Dlawer Ali Karim added that “local products cannot compete with their imported counterparts in terms of price”, pointing out that “the low prices offered by Iran and Turkey is the result of their refusal to sell raw materials to factories in Sulaymaniyah at a subsidized rate in order to make the province a ‘consumer province’ like many others in the country. Additionally, the two countries want to support the sale of their own Iranian and Turkish products by selling them cheaper than the raw materials Sulaymaniyah needs to make its own, thereby ensuring their dominant position in the market”.
Karim claims that “there are political reasons for flooding the market with Iranian and Turkish goods at lower prices than those of local products”. But he also stressed that “to prevent the flow of imported goods would be a risky decision, one which requires a clear policy, especially in light of Iraq’s link to the World Trade Organization”.
Karim called on Sulaymaniyah to “find other ways to prevent the flood of imported materials into the local market, and stressed the need to bring life to local industry.” He also drew attention to the fact that “the financial crisis in the KRG is behind the halt of the factories”.

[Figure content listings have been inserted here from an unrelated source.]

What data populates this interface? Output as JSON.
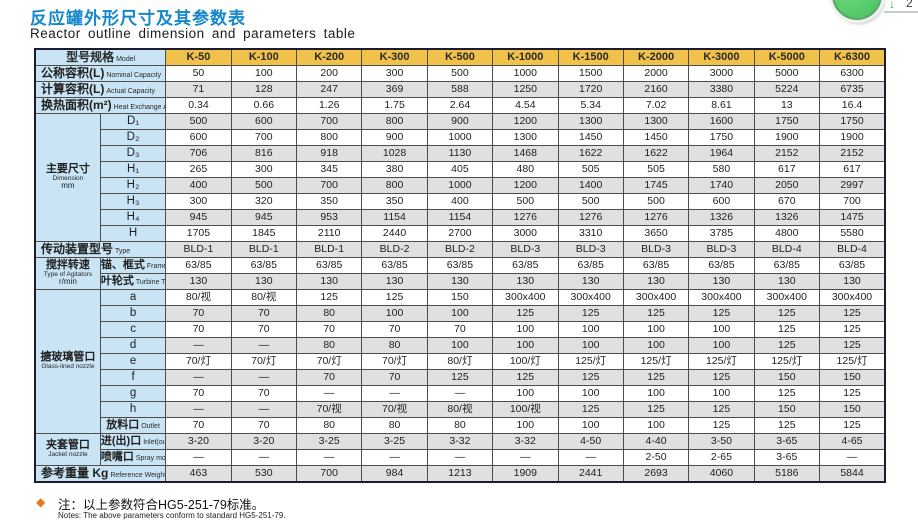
{
  "page": {
    "title_zh": "反应罐外形尺寸及其参数表",
    "title_en": "Reactor outline dimension and parameters table"
  },
  "badge": {
    "arrow": "↓",
    "count": "2"
  },
  "colors": {
    "title_blue": "#1488CC",
    "header_yellow": "#F0C14B",
    "label_blue": "#C9E4F4",
    "row_alt_gray": "#E0E0E0",
    "badge_green": "#4CC663",
    "note_diamond_orange": "#E87820"
  },
  "table": {
    "header": {
      "label_zh": "型号规格",
      "label_en": "Model",
      "models": [
        "K-50",
        "K-100",
        "K-200",
        "K-300",
        "K-500",
        "K-1000",
        "K-1500",
        "K-2000",
        "K-3000",
        "K-5000",
        "K-6300"
      ]
    },
    "rows": [
      {
        "full": true,
        "label_zh": "公称容积(L)",
        "label_en": "Nominal Capacity",
        "values": [
          "50",
          "100",
          "200",
          "300",
          "500",
          "1000",
          "1500",
          "2000",
          "3000",
          "5000",
          "6300"
        ]
      },
      {
        "full": true,
        "label_zh": "计算容积(L)",
        "label_en": "Actual Capacity",
        "values": [
          "71",
          "128",
          "247",
          "369",
          "588",
          "1250",
          "1720",
          "2160",
          "3380",
          "5224",
          "6735"
        ]
      },
      {
        "full": true,
        "label_zh": "换热面积(m²)",
        "label_en": "Heat Exchange Area",
        "values": [
          "0.34",
          "0.66",
          "1.26",
          "1.75",
          "2.64",
          "4.54",
          "5.34",
          "7.02",
          "8.61",
          "13",
          "16.4"
        ]
      },
      {
        "group": {
          "zh": "主要尺寸",
          "en": "Dimension",
          "unit": "mm",
          "span": 8
        },
        "label_zh": "D₁",
        "values": [
          "500",
          "600",
          "700",
          "800",
          "900",
          "1200",
          "1300",
          "1300",
          "1600",
          "1750",
          "1750"
        ]
      },
      {
        "label_zh": "D₂",
        "values": [
          "600",
          "700",
          "800",
          "900",
          "1000",
          "1300",
          "1450",
          "1450",
          "1750",
          "1900",
          "1900"
        ]
      },
      {
        "label_zh": "D₃",
        "values": [
          "706",
          "816",
          "918",
          "1028",
          "1130",
          "1468",
          "1622",
          "1622",
          "1964",
          "2152",
          "2152"
        ]
      },
      {
        "label_zh": "H₁",
        "values": [
          "265",
          "300",
          "345",
          "380",
          "405",
          "480",
          "505",
          "505",
          "580",
          "617",
          "617"
        ]
      },
      {
        "label_zh": "H₂",
        "values": [
          "400",
          "500",
          "700",
          "800",
          "1000",
          "1200",
          "1400",
          "1745",
          "1740",
          "2050",
          "2997"
        ]
      },
      {
        "label_zh": "H₃",
        "values": [
          "300",
          "320",
          "350",
          "350",
          "400",
          "500",
          "500",
          "500",
          "600",
          "670",
          "700"
        ]
      },
      {
        "label_zh": "H₄",
        "values": [
          "945",
          "945",
          "953",
          "1154",
          "1154",
          "1276",
          "1276",
          "1276",
          "1326",
          "1326",
          "1475"
        ]
      },
      {
        "label_zh": "H",
        "values": [
          "1705",
          "1845",
          "2110",
          "2440",
          "2700",
          "3000",
          "3310",
          "3650",
          "3785",
          "4800",
          "5580"
        ]
      },
      {
        "full": true,
        "label_zh": "传动装置型号",
        "label_en": "Type",
        "values": [
          "BLD-1",
          "BLD-1",
          "BLD-1",
          "BLD-2",
          "BLD-2",
          "BLD-3",
          "BLD-3",
          "BLD-3",
          "BLD-3",
          "BLD-4",
          "BLD-4"
        ]
      },
      {
        "group": {
          "zh": "搅拌转速",
          "en": "Type of Agitators",
          "unit": "r/min",
          "span": 2
        },
        "label_zh": "锚、框式",
        "label_en": "Frame/Anchor Type",
        "values": [
          "63/85",
          "63/85",
          "63/85",
          "63/85",
          "63/85",
          "63/85",
          "63/85",
          "63/85",
          "63/85",
          "63/85",
          "63/85"
        ]
      },
      {
        "label_zh": "叶轮式",
        "label_en": "Turbine Type",
        "values": [
          "130",
          "130",
          "130",
          "130",
          "130",
          "130",
          "130",
          "130",
          "130",
          "130",
          "130"
        ]
      },
      {
        "group": {
          "zh": "搪玻璃管口",
          "en": "Glass-lined nozzle",
          "span": 9
        },
        "label_zh": "a",
        "values": [
          "80/视",
          "80/视",
          "125",
          "125",
          "150",
          "300x400",
          "300x400",
          "300x400",
          "300x400",
          "300x400",
          "300x400"
        ]
      },
      {
        "label_zh": "b",
        "values": [
          "70",
          "70",
          "80",
          "100",
          "100",
          "125",
          "125",
          "125",
          "125",
          "125",
          "125"
        ]
      },
      {
        "label_zh": "c",
        "values": [
          "70",
          "70",
          "70",
          "70",
          "70",
          "100",
          "100",
          "100",
          "100",
          "125",
          "125"
        ]
      },
      {
        "label_zh": "d",
        "values": [
          "—",
          "—",
          "80",
          "80",
          "100",
          "100",
          "100",
          "100",
          "100",
          "125",
          "125"
        ]
      },
      {
        "label_zh": "e",
        "values": [
          "70/灯",
          "70/灯",
          "70/灯",
          "70/灯",
          "80/灯",
          "100/灯",
          "125/灯",
          "125/灯",
          "125/灯",
          "125/灯",
          "125/灯"
        ]
      },
      {
        "label_zh": "f",
        "values": [
          "—",
          "—",
          "70",
          "70",
          "125",
          "125",
          "125",
          "125",
          "125",
          "150",
          "150"
        ]
      },
      {
        "label_zh": "g",
        "values": [
          "70",
          "70",
          "—",
          "—",
          "—",
          "100",
          "100",
          "100",
          "100",
          "125",
          "125"
        ]
      },
      {
        "label_zh": "h",
        "values": [
          "—",
          "—",
          "70/视",
          "70/视",
          "80/视",
          "100/视",
          "125",
          "125",
          "125",
          "150",
          "150"
        ]
      },
      {
        "label_zh": "放料口",
        "label_en": "Outlet",
        "values": [
          "70",
          "70",
          "80",
          "80",
          "80",
          "100",
          "100",
          "100",
          "125",
          "125",
          "125"
        ]
      },
      {
        "group": {
          "zh": "夹套管口",
          "en": "Jacket nozzle",
          "span": 2
        },
        "label_zh": "进(出)口",
        "label_en": "Inlet(outlet)",
        "values": [
          "3-20",
          "3-20",
          "3-25",
          "3-25",
          "3-32",
          "3-32",
          "4-50",
          "4-40",
          "3-50",
          "3-65",
          "4-65"
        ]
      },
      {
        "label_zh": "喷嘴口",
        "label_en": "Spray mouth",
        "values": [
          "—",
          "—",
          "—",
          "—",
          "—",
          "—",
          "—",
          "2-50",
          "2-65",
          "3-65",
          "—"
        ]
      },
      {
        "full": true,
        "label_zh": "参考重量 Kg",
        "label_en": "Reference Weight",
        "values": [
          "463",
          "530",
          "700",
          "984",
          "1213",
          "1909",
          "2441",
          "2693",
          "4060",
          "5186",
          "5844"
        ]
      }
    ]
  },
  "footer": {
    "bullet": "◆",
    "note_zh": "注：以上参数符合HG5-251-79标准。",
    "note_en": "Notes: The above parameters conform to standard HG5-251-79."
  }
}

Finally, Karim stated that “releasing the Kurdistan region’s share of the federal budget, and the payment of salaries to employees would help to restart the halted plants while avoiding any radical solutions to the problem of imported goods flooding local markets”.
Arry Ibrahim, the Director of a concrete plant in the Tangro area within the city of Sulaimaniya said in an interview to Al-Mada Press, that “80% of the plants he owns were shut down due to the absence of government support and the financial crisis in the Kurdistan region” pointing out that “the impact of the financial crisis is greater than the impact of imported goods”.
Ibrahim continued, “The financial crisis stopped necessary imported raw materials from coming in to local plants, leading to their closures, and resulted in layoffs of workers and the retention of only some technicians”.
A worker in one of the asphalt plants, A’ko Sardar, said that “The director of the plant decided to lay off dozens of workers three months ago because of the production halt”, noting that “the management of the plant previously reduced the salaries of the employees. This impacted them and their families, especially because most of them do not hold college degrees and so have little or no access to other kinds of work”.
Sardar wondered “How can all these people continue their lives if the factories remain closed?” and called on the related authorities to “find appropriate solutions”.
On 16 February 2015, the Chamber of Commerce and Industry in Sulaimaniyah announced the halt of 90% of its plants due to lack of support from the Kurdistan Regional Government, and pointed to the need to reduce the price of local goods prices in response to cheaper imports. The Ministry of Industry and Trade in KRG approved a proposal for the opening of a new department for the protection of the local products .
It is noteworthy that 3765 plants in the areas surrounding Sulaymaniyah include 298 large plants, and 735 small plants, the rest are no more than small industrial projects.